Figure 5. Anti-leukemia efficacy of dual JAK2 and mTOR inhibition in vivo in the P2RY8-CRLF2/JAK2 mutation PDX

(A) Treatment schema for in vivo experiment with PDX 8 (P2RY8-CRLF2/JAK2 T875N) and PDX 13 (R2RY8-CRLF2/JAK2 R683S). Mice were treated with vehicle, ruxolitinib (Ruxo, 2gm/mouse/day) BBT594 (BBT; 100mg/kg/d), AZD2014 (AZD; 30 mg/kg/d), or the combinations when higher than 30% leukemia cells engraftment was detected in peripheral blood (PB) for a total of 7 days (3 days on, 2 days off, 4 days on). 4 h after the last dosing was completed, mice were sacrificed for tumor burden assessment. Human leukemia cell percentages in the peripheral blood, bone marrow (BM), and spleen were measured by quantitative flow cytometry. Tumor burden was represented by spleen weight and morphology (B, F, C and G) and fraction of engraftment (D, H). Heat map data depict the changes in phosphoprotein levels by fluorescence median intensity (E, I).

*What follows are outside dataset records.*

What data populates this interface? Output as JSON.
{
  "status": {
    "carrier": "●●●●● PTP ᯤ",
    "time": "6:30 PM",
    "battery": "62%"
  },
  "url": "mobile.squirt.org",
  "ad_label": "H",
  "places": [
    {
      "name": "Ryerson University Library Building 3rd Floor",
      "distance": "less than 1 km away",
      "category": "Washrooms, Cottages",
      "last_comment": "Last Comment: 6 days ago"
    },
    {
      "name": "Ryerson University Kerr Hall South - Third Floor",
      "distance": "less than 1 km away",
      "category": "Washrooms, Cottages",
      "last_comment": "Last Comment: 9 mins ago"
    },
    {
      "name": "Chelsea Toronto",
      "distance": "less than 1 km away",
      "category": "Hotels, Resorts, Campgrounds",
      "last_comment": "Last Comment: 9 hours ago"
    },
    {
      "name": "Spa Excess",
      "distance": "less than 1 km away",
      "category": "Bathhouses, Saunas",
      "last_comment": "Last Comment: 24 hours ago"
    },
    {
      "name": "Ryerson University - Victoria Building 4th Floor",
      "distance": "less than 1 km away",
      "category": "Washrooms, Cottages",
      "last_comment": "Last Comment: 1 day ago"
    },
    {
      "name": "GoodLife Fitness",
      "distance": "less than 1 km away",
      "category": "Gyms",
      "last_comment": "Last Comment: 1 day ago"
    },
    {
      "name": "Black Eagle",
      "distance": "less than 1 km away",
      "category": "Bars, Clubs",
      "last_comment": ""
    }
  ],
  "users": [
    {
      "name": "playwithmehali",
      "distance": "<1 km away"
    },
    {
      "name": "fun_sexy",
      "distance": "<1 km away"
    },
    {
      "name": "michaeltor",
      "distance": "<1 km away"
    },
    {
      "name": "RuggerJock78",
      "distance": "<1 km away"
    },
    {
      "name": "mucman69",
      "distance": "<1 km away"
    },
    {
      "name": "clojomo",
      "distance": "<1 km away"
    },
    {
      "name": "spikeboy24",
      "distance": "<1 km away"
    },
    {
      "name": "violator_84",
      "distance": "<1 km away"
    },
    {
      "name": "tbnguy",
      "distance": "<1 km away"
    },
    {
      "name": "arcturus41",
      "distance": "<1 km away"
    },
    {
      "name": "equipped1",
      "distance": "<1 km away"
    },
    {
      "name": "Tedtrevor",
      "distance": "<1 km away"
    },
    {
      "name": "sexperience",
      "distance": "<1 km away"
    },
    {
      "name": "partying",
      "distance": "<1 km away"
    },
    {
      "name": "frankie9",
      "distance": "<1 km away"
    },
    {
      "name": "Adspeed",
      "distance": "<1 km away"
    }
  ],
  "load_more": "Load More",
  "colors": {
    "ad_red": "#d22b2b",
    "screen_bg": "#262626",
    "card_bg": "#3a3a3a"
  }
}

Figure 6. Anti-leukemia efficacy of dual JAK2 and mTOR inhibition in vivo in the ATF7IP-JAK2 fusion PDX

Mice were injected with PDX 16 (ATF7IP-JAK2) and treated as indicated in Figure 5A. Tumor burden was represented by spleen weight and morphology (A, B), engraftment (C) and signaling (D).